Southwest Notes: Spurs, Murray, Rockets, Tate, Zion

Spurs general manager Brian Wright said it was tough to see Dejounte Murray go after the team helped him develop over the past six years, writes Jeff McDonald of The San Antonio Express-News. The Spurs drafted Murray with the 29th pick of the 2016 draft.

We’ve watched him grow from his rookie year to being an All-Star last year,” Wright said in a news conference to announce the finalization of the trade that sent Murray to Atlanta. “You wish this job was full of easy decisions. The reality is, there’s a lot of hard decisions.”

Murray enjoyed a breakout season in 2021/22, averaging 21.1 PPG, 9.2 APG, 8.3 RPG, and a league-leading 2.0 SPG with a shooting line of .462/.327/.794 in 68 games (34.8 MPG). The 25-year-old was the runner-up for the Most Improved Player award.

San Antonio received three first-round picks and a pick swap in the deal, and while Wright certainly wasn’t in a celebratory mood, he said the offer from the Hawks was too good to pass up.

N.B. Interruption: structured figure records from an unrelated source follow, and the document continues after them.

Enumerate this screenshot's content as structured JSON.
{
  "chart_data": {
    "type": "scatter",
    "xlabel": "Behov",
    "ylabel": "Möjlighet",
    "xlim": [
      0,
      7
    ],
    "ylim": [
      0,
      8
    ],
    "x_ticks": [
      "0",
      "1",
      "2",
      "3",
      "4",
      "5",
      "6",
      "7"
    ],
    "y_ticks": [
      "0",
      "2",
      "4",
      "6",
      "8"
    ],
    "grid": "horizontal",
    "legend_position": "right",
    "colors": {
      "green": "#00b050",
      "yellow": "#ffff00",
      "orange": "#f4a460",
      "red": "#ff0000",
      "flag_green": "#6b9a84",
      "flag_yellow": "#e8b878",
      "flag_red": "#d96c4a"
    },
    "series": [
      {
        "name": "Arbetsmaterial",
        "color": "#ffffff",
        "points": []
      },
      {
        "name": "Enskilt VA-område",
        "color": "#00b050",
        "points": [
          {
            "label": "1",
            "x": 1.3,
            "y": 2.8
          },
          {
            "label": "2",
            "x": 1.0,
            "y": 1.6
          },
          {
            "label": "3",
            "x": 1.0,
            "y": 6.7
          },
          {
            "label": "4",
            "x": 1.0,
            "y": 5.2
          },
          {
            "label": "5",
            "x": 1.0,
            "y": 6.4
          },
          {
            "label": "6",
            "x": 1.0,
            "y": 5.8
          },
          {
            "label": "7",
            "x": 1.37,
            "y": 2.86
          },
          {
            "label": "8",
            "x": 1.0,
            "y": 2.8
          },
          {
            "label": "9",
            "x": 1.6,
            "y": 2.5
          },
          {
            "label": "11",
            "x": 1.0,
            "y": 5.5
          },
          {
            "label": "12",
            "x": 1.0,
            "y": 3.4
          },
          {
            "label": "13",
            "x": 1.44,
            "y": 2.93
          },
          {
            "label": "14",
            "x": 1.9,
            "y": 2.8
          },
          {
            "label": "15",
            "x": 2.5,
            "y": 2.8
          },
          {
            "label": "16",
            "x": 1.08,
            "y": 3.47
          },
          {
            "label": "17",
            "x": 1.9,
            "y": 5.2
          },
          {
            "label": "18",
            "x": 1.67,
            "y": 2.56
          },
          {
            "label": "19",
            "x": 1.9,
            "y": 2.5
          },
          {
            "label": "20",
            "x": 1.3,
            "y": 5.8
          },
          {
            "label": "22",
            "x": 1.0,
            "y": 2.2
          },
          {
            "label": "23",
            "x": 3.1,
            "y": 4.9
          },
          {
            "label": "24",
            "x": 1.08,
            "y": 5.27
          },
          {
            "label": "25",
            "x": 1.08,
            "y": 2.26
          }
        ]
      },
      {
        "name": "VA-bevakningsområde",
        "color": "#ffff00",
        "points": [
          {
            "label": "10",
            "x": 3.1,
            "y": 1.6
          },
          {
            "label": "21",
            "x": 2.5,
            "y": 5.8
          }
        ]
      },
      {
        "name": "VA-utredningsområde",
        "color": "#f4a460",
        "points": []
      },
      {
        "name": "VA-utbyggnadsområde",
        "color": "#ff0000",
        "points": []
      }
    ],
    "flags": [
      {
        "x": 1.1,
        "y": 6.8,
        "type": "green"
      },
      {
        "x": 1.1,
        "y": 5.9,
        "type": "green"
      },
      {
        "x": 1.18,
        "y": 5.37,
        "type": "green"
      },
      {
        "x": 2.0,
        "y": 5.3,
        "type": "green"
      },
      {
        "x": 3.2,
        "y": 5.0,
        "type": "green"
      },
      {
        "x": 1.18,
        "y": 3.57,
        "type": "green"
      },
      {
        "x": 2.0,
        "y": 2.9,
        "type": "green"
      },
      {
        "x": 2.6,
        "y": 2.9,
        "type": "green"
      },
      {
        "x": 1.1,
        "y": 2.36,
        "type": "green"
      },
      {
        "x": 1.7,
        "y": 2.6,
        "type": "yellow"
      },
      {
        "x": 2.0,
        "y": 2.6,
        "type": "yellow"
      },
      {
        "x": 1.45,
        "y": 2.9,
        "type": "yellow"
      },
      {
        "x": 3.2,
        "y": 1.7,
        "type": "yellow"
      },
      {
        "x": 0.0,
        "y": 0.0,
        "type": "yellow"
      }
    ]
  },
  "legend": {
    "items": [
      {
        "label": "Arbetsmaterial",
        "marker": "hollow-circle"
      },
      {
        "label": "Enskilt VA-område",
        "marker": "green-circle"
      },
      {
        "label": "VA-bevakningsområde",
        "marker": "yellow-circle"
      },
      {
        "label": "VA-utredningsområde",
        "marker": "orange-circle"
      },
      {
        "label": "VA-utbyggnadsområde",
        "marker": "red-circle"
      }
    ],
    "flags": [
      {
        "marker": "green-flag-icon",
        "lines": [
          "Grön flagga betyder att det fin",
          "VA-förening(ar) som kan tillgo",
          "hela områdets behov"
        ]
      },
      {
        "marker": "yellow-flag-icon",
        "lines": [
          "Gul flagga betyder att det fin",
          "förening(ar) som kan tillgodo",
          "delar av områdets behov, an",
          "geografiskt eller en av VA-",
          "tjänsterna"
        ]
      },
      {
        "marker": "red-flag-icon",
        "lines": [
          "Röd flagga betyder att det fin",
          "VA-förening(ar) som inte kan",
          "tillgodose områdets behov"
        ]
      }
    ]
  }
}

We just got to the place where the deal was the right thing to do,” Wright said.

Here’s more from the Southwest Division:

  • Jae’Sean Tate‘s new three-year contract with the Rockets contains a team option in the final year, sources tell Kelly Iko of The Athletic (Twitter link). Tate will earn $7MM in 2022/23 and $6.5MM in ’23/24, and the deal also includes a bonus tied to how many games the team wins, Iko reports. The 26-year-old Tate averaged 11.8 PPG, 5.4 RPG and 2.8 APG on .498/.312/.707 shooting in 78 games (26.4 MPG) this season.
  • Rafael Stone, the general manager of the Rockets, chose to acquire multiple unprotected first-round picks and pick swaps when he sent James Harden to the Nets. That decision looks like a wise one now that Kevin Durant has requested a trade out of Brooklyn, according to Jonathan Feigen of The Houston Chronicle, who details why he thinks the move might pay off for Houston — depending on what the Nets get in return for the superstar forward.
  • The news that the Pelicans are nearing an agreement on a five-year, maximum-salary rookie scale extension with Zion Williamson brings welcome stability to New Orleans, per William Guillory of The Athletic. As Guillory writes, the Pelicans have dealt with all kinds of turmoil over the years, the most recent being the rampant speculation that Williamson would request a trade or decide against signing a rookie contract extension, which obviously isn’t the case. Once the deal is officially inked, the franchise will have all of its core players signed for the next few years, and the terrific rookie class from ’21/22 to grow alongside them.